Simplot Ethanol Plant Closes
The J.R. Simplot Company has closed its Caldwell, Idaho, ethanol plant.
Built in 1985, the plant was designed to convert potato by-products from the nearby potato processing plant to fuel grade ethanol, which has been marketed throughout southern Idaho, primarily by Stinker service stations.
Simplot Food Group President Kevin Storms said the plant was closed because there was not enough potato feedstock available to operate on a profitable basis. The facility had been producing approximately one million gallons of ethanol a year. Its capacity was 2.4 million gallons.
Storms said there are two reasons for the reduction in feedstock efficiencies in potato processing which have reduced wastes, and a scaleback in capacity of the potato-plant from seven production lines when the ethanol plant was built, to three lines today. Three of the lines were closed in a 1997 restructuring and a fourth placed on standby in 2003.
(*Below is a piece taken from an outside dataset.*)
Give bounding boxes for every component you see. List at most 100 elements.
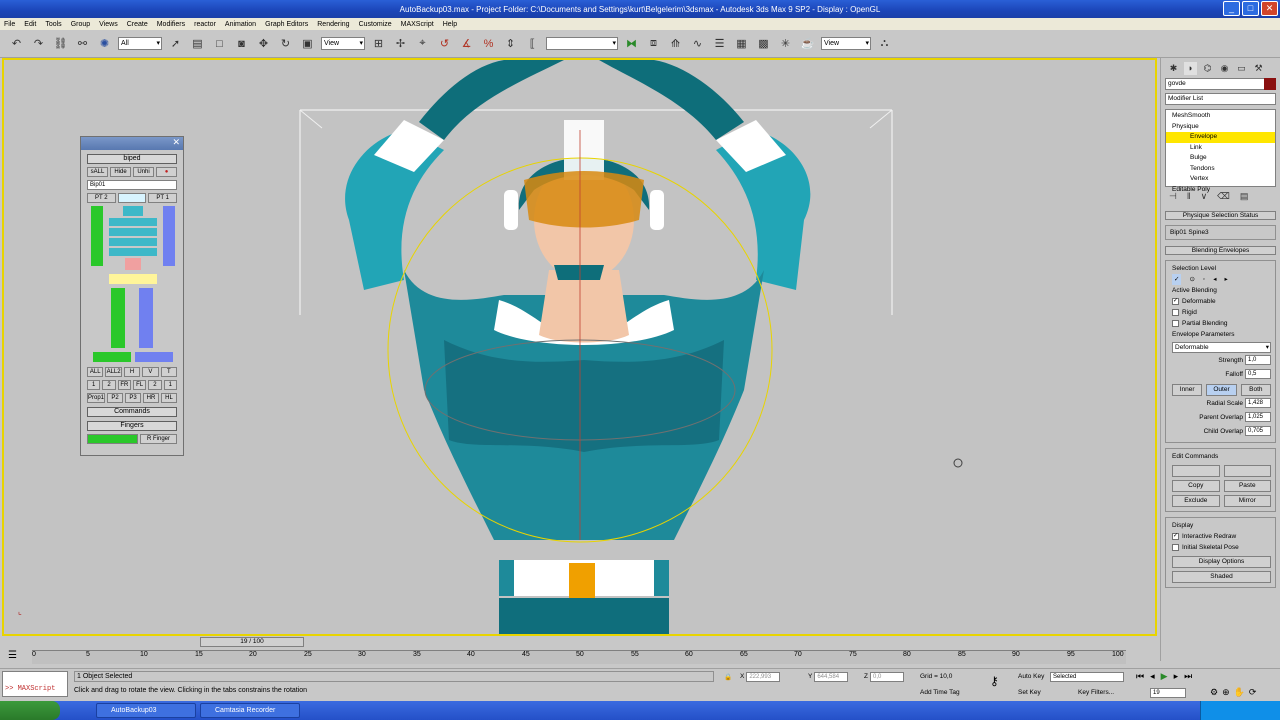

He said there is interest in the facility by a potential buyer, but no definitive agreement is yet in place. It would be imperative that a new operator use feedstock in addition to potato by-products.
The plant employed nine people. All six hourly employees displaced by the closure had the opportunity to transfer to the Caldwell potato plant. The three salaried employees were allowed to apply for openings elsewhere in the Simplot Company.
Simplot closed a similar ethanol plant at Heyburn, Idaho, in May 2003, concurrent with closure of its potato processing plant at that location.